Он присел на корточки. Холодом и могильной сыростью несло из черной глубины. Он опустил фонарь. Водяное дно заблестело, косо отражая склонившееся лицо, фонарь, кусок люка сверху. По деревянным стенам каплями сочилась вода.
– Колодец зачем здесь?.. – через плечо спросил Филькин.
– Воды в подвале многа, – хмуро ответил кавказец. – Сухой кавказский товар портится! Хозяин колодэц рыл!.. – Он замолчал с обиженным видом.
Жандармы тем временем переворачивали ящики, высыпали рис из мешков. Они не нашли ничего. Филькин провел по стенкам рукой, они были одинаковой плотности, ни одна не подавалась внутрь.
Ферапонт Иванович встал, с сожалением взглянул на сапоги, передал фонарь жандарму и спрыгнул в колодец.
Жандарм светил, а Филькин, стоя внутри, на вершок в грязной воде, исследовал скользкие стенки. Он давил к выстукивал их разными способами, прислушиваясь при каждом ударе. Стук все время был один – глухой звук дерева, не имеющего за собой пустоты.
Жандармы в подвале переглядывались.
Они чувствовали себя как-то неловко: слишком уж гладко шел обыск. Они закуривали, переговаривались друг с другом. Городовой улыбался с понимающим видом.
– Ты что зубы скалишь?.. – спросил один жандарм.

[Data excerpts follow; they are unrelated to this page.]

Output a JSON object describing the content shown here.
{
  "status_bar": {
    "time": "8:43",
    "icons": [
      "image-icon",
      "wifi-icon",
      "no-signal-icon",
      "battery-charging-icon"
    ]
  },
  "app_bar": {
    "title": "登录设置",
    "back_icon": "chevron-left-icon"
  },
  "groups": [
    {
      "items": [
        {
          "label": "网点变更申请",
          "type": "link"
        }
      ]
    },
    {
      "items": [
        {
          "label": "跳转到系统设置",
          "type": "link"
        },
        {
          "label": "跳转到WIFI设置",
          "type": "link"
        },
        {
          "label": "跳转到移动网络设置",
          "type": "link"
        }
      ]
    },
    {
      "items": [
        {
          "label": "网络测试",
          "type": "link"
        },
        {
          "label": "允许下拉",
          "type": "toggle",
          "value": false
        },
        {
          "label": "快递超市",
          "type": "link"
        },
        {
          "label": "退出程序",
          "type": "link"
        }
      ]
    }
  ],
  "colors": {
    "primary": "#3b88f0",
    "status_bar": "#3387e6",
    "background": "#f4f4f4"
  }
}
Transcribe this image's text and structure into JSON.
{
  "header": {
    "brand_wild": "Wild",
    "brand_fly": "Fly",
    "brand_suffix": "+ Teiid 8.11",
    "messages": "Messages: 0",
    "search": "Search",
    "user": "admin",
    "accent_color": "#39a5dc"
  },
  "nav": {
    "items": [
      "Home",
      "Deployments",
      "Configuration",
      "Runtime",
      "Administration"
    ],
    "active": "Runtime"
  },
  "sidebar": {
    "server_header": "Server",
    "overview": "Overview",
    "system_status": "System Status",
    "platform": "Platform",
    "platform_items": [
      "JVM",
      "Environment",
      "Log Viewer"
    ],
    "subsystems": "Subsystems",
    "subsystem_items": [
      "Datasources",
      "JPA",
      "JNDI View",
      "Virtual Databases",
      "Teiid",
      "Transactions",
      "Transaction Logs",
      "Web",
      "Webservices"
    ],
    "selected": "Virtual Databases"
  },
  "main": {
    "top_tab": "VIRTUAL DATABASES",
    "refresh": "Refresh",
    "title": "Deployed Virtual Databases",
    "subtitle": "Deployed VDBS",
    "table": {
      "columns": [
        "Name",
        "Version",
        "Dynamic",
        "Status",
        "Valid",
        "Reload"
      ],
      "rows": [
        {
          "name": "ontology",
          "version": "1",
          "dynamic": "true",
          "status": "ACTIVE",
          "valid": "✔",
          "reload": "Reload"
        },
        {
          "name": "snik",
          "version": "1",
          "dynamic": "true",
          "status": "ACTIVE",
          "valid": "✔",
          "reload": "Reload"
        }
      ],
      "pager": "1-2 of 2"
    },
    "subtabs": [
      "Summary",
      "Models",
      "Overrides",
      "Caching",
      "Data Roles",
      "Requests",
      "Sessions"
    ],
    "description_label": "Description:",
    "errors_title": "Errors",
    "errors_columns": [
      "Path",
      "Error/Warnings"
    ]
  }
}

– Потому что напрасный ваш труд, – сказал внушительно городовой. – Ничего здесь нет… зря на человека взъелись. Чудачок он, божий человек, это верно, А что бы там бомбы, или злокозненное что, – ни в жизни не поверю.
Он замолчал. Багровое Филькинское лицо высунулось из колодца. Жандарм подал ему руку. Филькин вылез с трудом и взял потайной фонарь. Жидкая грязь стекала с промокших сапог. Светя фонарем, он стал обходить стены подвала.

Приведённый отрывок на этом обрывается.